Per anni si è pensato che le difficoltà in matematica fossero semplicemente legate a una scarsa comprensione dei numeri. Ma una nuova ricerca della Stanford University, guidata da Hyesang Chang e pubblicata sulla rivista scientifica JNeurosci, suggerisce qualcosa di più profondo: il problema potrebbe riguardare il modo in cui il cervello monitora gli errori e aggiorna le strategie.

In altre parole, non si tratta solo di “sapere” o “non sapere” la risposta giusta. La differenza potrebbe stare nella capacità di adattarsi quando si sbaglia.
Il test: numeri contro gruppi di punti
Nel corso dello studio, ai bambini è stato chiesto di svolgere semplici compiti di confronto: decidere quale tra due quantità fosse maggiore.
A volte le quantità venivano presentate come numeri scritti (ad esempio 4 contro 7). Altre volte, invece, apparivano come gruppi di punti, obbligando i partecipanti a stimare rapidamente quale insieme fosse più numeroso.

Alternando numeri simbolici e rappresentazioni visive, i ricercatori hanno potuto analizzare due livelli diversi:
- la comprensione simbolica dei numeri;
- la capacità più intuitiva di riconoscere quantità.
Ma la vera innovazione non è stata il compito in sé. Il team ha sviluppato un modello matematico per osservare come le prestazioni cambiassero nel tempo, prova dopo prova. Non si sono limitati a registrare giusto o sbagliato: hanno analizzato la coerenza delle risposte e soprattutto se i bambini modificavano il loro approccio dopo un errore.
Il punto chiave: la difficoltà ad aggiornare la strategia
Il risultato è stato chiaro.
I bambini con maggiori difficoltà in matematica tendevano a non cambiare strategia dopo aver sbagliato. Anche di fronte a errori diversi, il loro modo di affrontare il problema rimaneva invariato.

Questa rigidità comportamentale rappresentava la differenza più marcata rispetto ai bambini con abilità matematiche tipiche.
Il problema, quindi, potrebbe non essere il numero in sé.

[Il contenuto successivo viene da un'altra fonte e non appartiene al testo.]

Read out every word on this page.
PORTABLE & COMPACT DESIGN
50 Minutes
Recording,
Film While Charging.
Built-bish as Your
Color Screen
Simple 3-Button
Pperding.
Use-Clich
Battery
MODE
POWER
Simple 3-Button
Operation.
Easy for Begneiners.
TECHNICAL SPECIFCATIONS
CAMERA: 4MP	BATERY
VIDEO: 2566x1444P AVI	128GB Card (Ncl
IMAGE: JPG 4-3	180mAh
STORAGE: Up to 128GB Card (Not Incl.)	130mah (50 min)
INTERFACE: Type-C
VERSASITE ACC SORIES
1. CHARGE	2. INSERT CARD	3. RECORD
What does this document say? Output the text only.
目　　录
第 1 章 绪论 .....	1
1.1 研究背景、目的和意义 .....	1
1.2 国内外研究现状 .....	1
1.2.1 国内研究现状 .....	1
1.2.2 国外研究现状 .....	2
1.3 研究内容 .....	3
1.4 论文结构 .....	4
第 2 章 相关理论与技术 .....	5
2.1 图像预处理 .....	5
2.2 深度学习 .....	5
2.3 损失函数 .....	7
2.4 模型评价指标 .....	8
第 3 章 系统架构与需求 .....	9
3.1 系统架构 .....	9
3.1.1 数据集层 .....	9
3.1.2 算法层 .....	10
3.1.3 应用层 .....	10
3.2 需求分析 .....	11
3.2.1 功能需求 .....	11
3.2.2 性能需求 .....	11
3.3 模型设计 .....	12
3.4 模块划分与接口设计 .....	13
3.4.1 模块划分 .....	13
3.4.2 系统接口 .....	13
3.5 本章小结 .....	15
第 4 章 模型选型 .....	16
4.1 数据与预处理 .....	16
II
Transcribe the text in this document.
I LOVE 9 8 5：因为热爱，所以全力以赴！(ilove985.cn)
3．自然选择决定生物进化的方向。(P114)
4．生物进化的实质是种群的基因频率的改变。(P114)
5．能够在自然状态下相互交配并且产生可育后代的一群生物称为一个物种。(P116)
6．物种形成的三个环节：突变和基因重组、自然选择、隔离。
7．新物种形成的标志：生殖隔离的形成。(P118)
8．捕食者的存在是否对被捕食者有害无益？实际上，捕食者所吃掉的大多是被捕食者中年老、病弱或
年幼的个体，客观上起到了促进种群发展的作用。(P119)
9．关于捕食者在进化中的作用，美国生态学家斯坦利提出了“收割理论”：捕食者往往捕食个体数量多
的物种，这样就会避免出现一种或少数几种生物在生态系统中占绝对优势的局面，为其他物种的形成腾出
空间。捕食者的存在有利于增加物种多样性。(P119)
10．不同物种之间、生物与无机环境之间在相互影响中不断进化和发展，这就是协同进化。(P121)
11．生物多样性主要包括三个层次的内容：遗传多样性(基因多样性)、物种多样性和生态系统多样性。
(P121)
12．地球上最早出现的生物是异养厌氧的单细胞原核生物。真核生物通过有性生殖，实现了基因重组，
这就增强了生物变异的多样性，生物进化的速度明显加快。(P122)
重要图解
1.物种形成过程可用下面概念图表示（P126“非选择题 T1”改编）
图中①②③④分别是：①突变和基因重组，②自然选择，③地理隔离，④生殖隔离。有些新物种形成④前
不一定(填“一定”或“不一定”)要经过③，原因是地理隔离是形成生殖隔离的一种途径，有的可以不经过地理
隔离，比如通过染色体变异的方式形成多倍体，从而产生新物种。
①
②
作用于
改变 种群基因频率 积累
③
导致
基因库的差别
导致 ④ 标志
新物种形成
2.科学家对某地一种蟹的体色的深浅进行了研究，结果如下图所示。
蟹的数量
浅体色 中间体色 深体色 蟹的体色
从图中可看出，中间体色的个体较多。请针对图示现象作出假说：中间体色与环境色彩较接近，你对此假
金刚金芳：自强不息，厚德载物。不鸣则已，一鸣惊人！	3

Potrebbe essere il processo.
Cosa succede nel cervello
Per approfondire la questione, i ricercatori hanno utilizzato tecniche di neuroimaging per osservare l’attività cerebrale durante i compiti.
Le scansioni hanno mostrato che i bambini con maggiori difficoltà matematiche presentavano una minore attivazione nelle aree cerebrali coinvolte nel:
- monitoraggio della performance,
- rilevamento degli errori,
- adattamento del comportamento.
Queste regioni sono associate al cosiddetto “controllo cognitivo”, cioè la capacità di valutare ciò che non funziona, modificare la strategia e integrare nuove informazioni.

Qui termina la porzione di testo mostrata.